Durant cette fraction de seconde, les six pupilles eurent le temps de lui communiquer quelque chose d’étrange. Comme si elles avaient pu, en dépit du peu de temps, envoyer un virus, implanter une image qui, non seulement, ne le quitterait jamais mais qui, en plus, le contaminerait.

« Des bédouins, dit le chauffeur

-C’est pas dangereux pour eux de rester là ?

-Non, ils connaissent la route.

-C’est vrai qu’ils parlent toutes les langues ?

-Toutes. »

Hector regarda derrière lui, les enfants avaient toujours leur tête tournée de son côté. « C’est fou de penser qu’en étant si loin de tout, on puisse tout de même connaître toutes les langues.

-Oh vous savez, ce sont des nomades, ils s’adaptent à tout. Comme des caméléons. »

Quelques minutes plus tard, Hector était assis sur le lit de sa chambre d’hôtel. Exténué, il s’allongea et ferma les yeux. Les images commencèrent alors à fuser dans son esprit: les rues bondées, le marché, le trafic, les coups de klaxons, les chameaux, les femmes, le chauffeur, la route. La journée qu’il venait de passer se déroulait en accéléré derrière ses yeux jusqu’à ce que l’image des trois enfants perce son esprit. Ses paupières s’ouvrirent alors toute seules et il réalisa qu’il ne réussirait pas à dormir. Hector ouvrit la fenêtre afin d’avoir un peu d’air frais, se mit assis sur son lit et songea. Il chercha à comprendre pourquoi ces enfants là, parmi tant d’autres, l’avait autant troublé. Il n’avait pas eu peur des enfants qu’il avait pu voir en ville. Que ce soit les borgnes, les mutilés ou encore les voleurs, la ville grouillait de ces petites fourmis mais pourquoi ces trois-là l’avaient perturbé plus que les autres? Il revit ces perles ténébreuses qui le fixaient et son cœur commença alors à battre.

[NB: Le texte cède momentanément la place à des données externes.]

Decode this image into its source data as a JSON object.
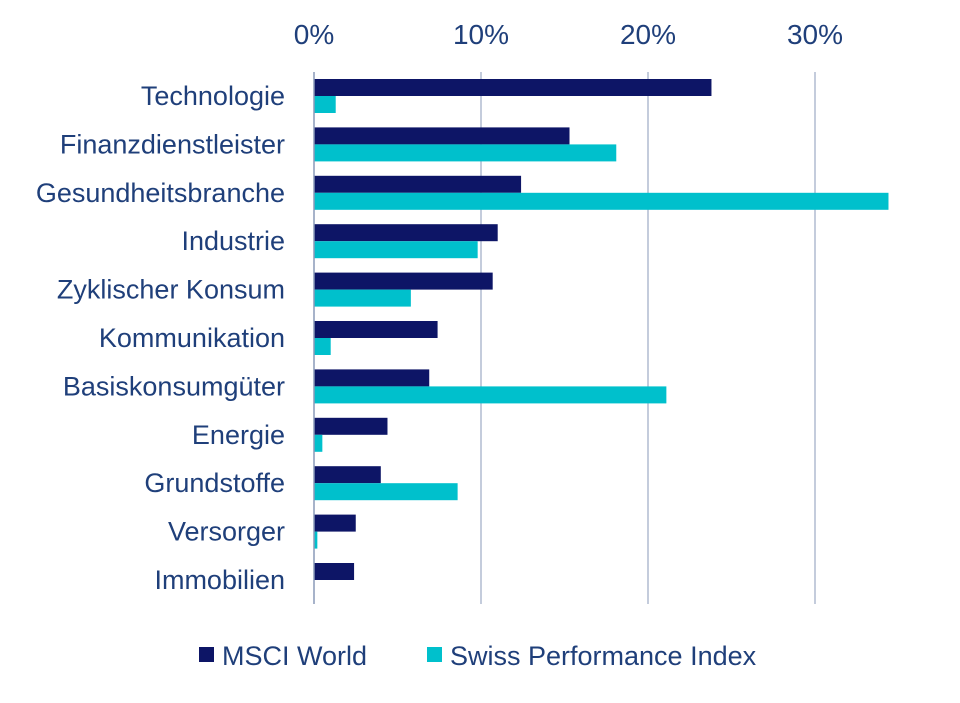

Il se leva, prit ses clefs et sortit de l’hôtel. Dehors, le soleil se levait. Les premières couleurs réussissaient à traverser l’atmosphère. Hector fixa l’horizon rouge au dessous duquel la cité apparaissait sans pour autant s’éveiller. Elle ne se réveillait pas car elle ne s’était pas couchée. Tout autour de lui, les grains de sables orangés s’illuminaient progressivement et la chaleur douce du matin lui arrivait sur la peau. Après quelques minutes de calme, le silence et la tiédeur autour d’Hector commencèrent à le bercer. Il remonta dans sa chambre et s’allongea. Dans un silence paisible, il ferma les yeux et vit l’image des trois enfants lentement s’estomper jusqu’à ce qu’il s’endorme.

Une chaleur étouffante l’envahit néanmoins très vite et il ne put dormir que quatre heures. Dès qu’il reprit conscience, l’image des trois enfants se replaça devant ses yeux et les questions recommencèrent aussitôt à fuser dans son esprit. Hector, ne pouvant plus supporter cette hantise omniprésente, décida de sortir afin de confronter les trois démons.

Sans petit-déjeuner ni prendre sa douche, il sortit de l’hôtel et se dirigea vers le lieu où il les avait vu la veille. Il trouva rapidement l’endroit grâce à un arbre sec qu’il se souvenait avoir vu à côté. Lorsqu’il arriva, il ne vit personne. La route était totalement déserte et à la place des trois enfants, était une pierre. Elle était d’une taille si grande qu’elle devait probablement forcer les conducteurs, tout comme le taxi de la veille, à fortement changer de trajectoire. Hector voulu la déplacer par sécurité mais il échoua à cause du poids de celle-ci.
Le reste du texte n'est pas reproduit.